Nous sommes faits pour compter, mesurer, peser : voilà ce qu’a fait Newton ; voilà ce que vous faites avec M. Musschenbroeck ; mais, pour les premiers principes des choses, nous n’en savons pas plus qu’Épistemon et maître Éditue[4].

  1. Les lettres 28e et 31e du tome II des Amusements littéraires, par La Barre de Beaumarchais, avaient été données comme étant de Voltaire. Ces deux lettres se composaient, toutefois sauf d’assez grandes différences, de ce qui forme la VIIIe section de l’article Âme ; voyez tome XVII, page 149.
  2. Dans la 13e des Lettres philosophiques ; voyez tome XXII, page 121.

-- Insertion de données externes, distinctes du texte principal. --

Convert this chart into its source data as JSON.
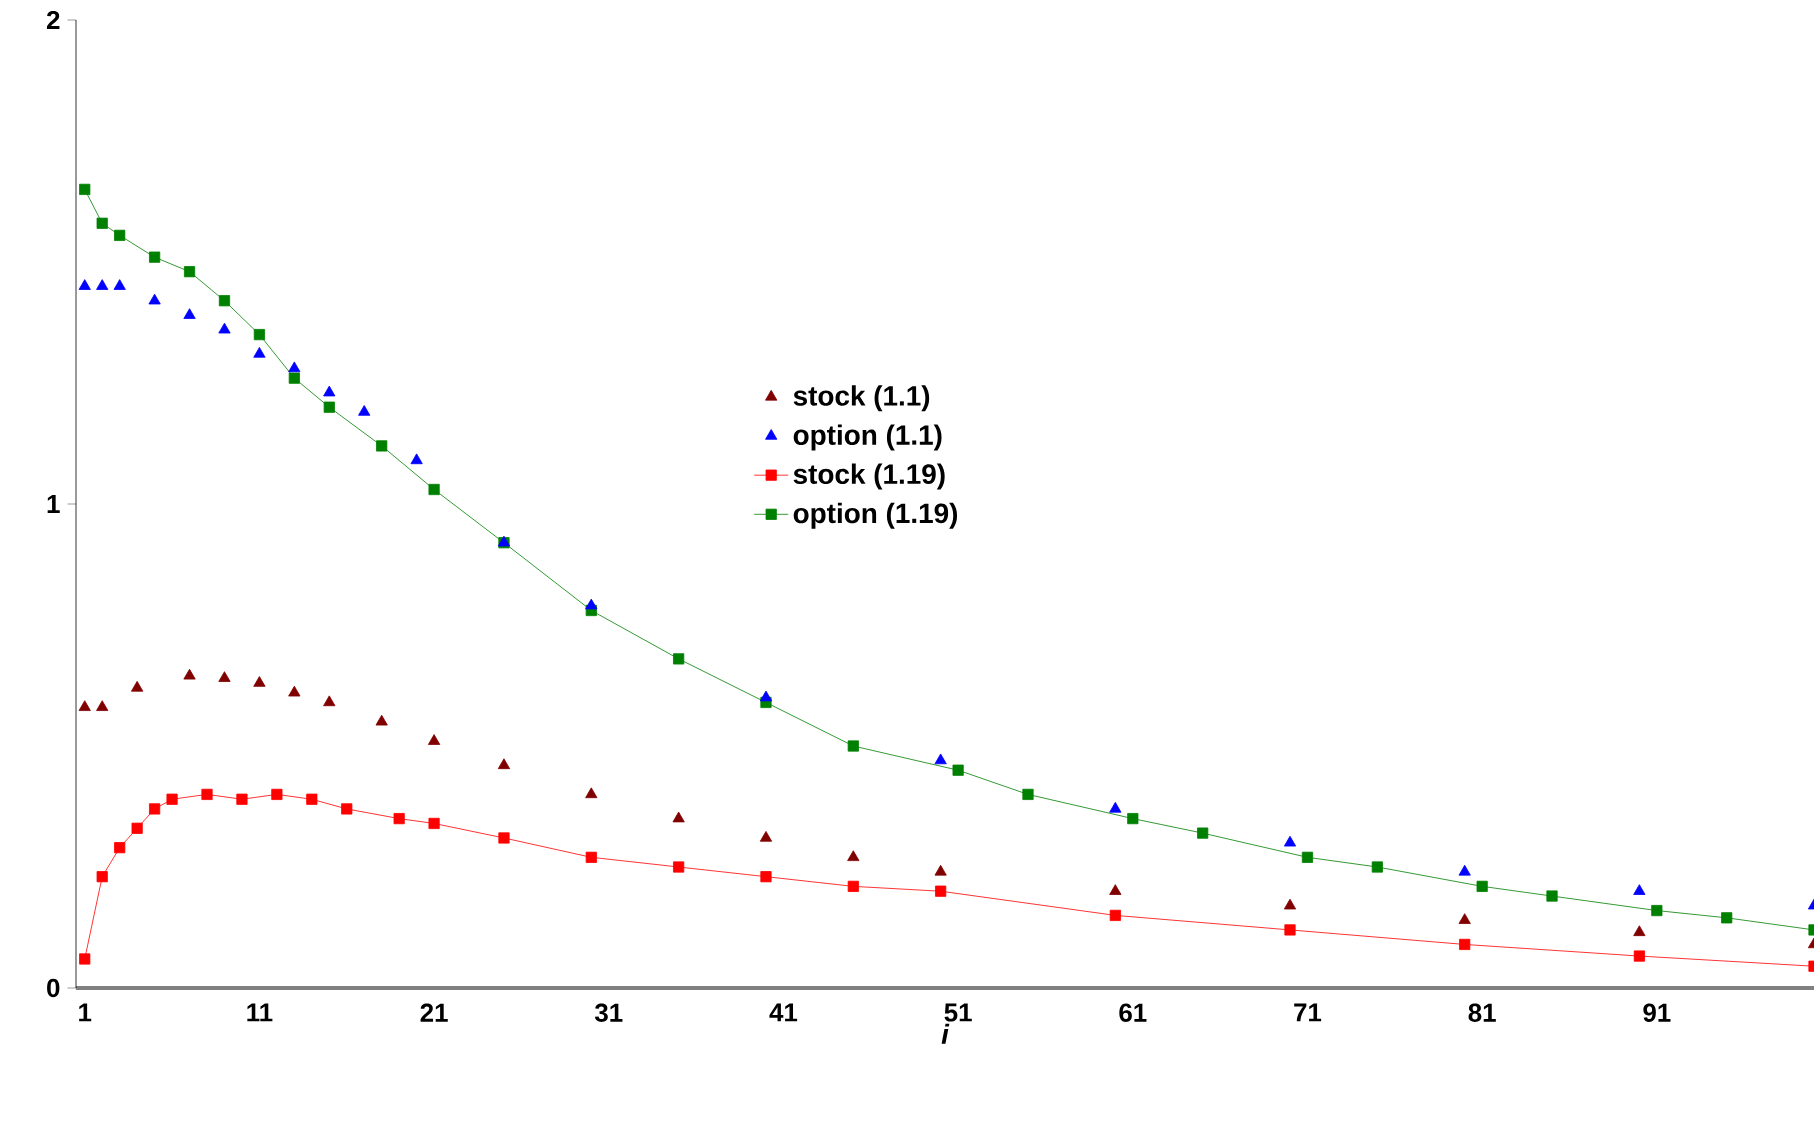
{
  "chart_data": {
    "type": "line",
    "xlabel": "i",
    "xlim": [
      0.5,
      100
    ],
    "ylim": [
      0,
      2
    ],
    "xticks": [
      1,
      11,
      21,
      31,
      41,
      51,
      61,
      71,
      81,
      91
    ],
    "yticks": [
      0,
      1,
      2
    ],
    "legend": "center",
    "grid": false,
    "series": [
      {
        "name": "stock (1.1)",
        "type": "scatter",
        "marker": "triangle",
        "color": "#800000",
        "x": [
          1,
          2,
          4,
          7,
          9,
          11,
          13,
          15,
          18,
          21,
          25,
          30,
          35,
          40,
          45,
          50,
          60,
          70,
          80,
          90,
          100
        ],
        "values": [
          0.58,
          0.58,
          0.62,
          0.645,
          0.64,
          0.63,
          0.61,
          0.59,
          0.55,
          0.51,
          0.46,
          0.4,
          0.35,
          0.31,
          0.27,
          0.24,
          0.2,
          0.17,
          0.14,
          0.115,
          0.09
        ]
      },
      {
        "name": "option (1.1)",
        "type": "scatter",
        "marker": "triangle",
        "color": "#0000ff",
        "x": [
          1,
          2,
          3,
          5,
          7,
          9,
          11,
          13,
          15,
          17,
          20,
          25,
          30,
          40,
          50,
          60,
          70,
          80,
          90,
          100
        ],
        "values": [
          1.45,
          1.45,
          1.45,
          1.42,
          1.39,
          1.36,
          1.31,
          1.28,
          1.23,
          1.19,
          1.09,
          0.92,
          0.79,
          0.6,
          0.47,
          0.37,
          0.3,
          0.24,
          0.2,
          0.17
        ]
      },
      {
        "name": "stock (1.19)",
        "marker": "square",
        "color": "#ff0000",
        "x": [
          1,
          2,
          3,
          4,
          5,
          6,
          8,
          10,
          12,
          14,
          16,
          19,
          21,
          25,
          30,
          35,
          40,
          45,
          50,
          60,
          70,
          80,
          90,
          100
        ],
        "values": [
          0.06,
          0.23,
          0.29,
          0.33,
          0.37,
          0.39,
          0.4,
          0.39,
          0.4,
          0.39,
          0.37,
          0.35,
          0.34,
          0.31,
          0.27,
          0.25,
          0.23,
          0.21,
          0.2,
          0.15,
          0.12,
          0.09,
          0.066,
          0.045
        ]
      },
      {
        "name": "option (1.19)",
        "marker": "square",
        "color": "#008000",
        "x": [
          1,
          2,
          3,
          5,
          7,
          9,
          11,
          13,
          15,
          18,
          21,
          25,
          30,
          35,
          40,
          45,
          51,
          55,
          61,
          65,
          71,
          75,
          81,
          85,
          91,
          95,
          100
        ],
        "values": [
          1.65,
          1.58,
          1.555,
          1.51,
          1.48,
          1.42,
          1.35,
          1.26,
          1.2,
          1.12,
          1.03,
          0.92,
          0.78,
          0.68,
          0.59,
          0.5,
          0.45,
          0.4,
          0.35,
          0.32,
          0.27,
          0.25,
          0.21,
          0.19,
          0.16,
          0.145,
          0.12
        ]
      }
    ]
  }
}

  3. Salomon a dit dans l’Ecclésiaste, chapitre ie, verset 2 Vanitas vanitatum et omnia vanitas. Voltaire rapporte (voyez tome XXIII, page 194) que S’Gravesande lui répondit : Je suis bien fâché que vous ayez raison.
  4. Épistemon et Éditue sont les noms de personnages du Pantagruel : Épistemon signifie scientifique, savant ; Éditue, gardien d’un temple.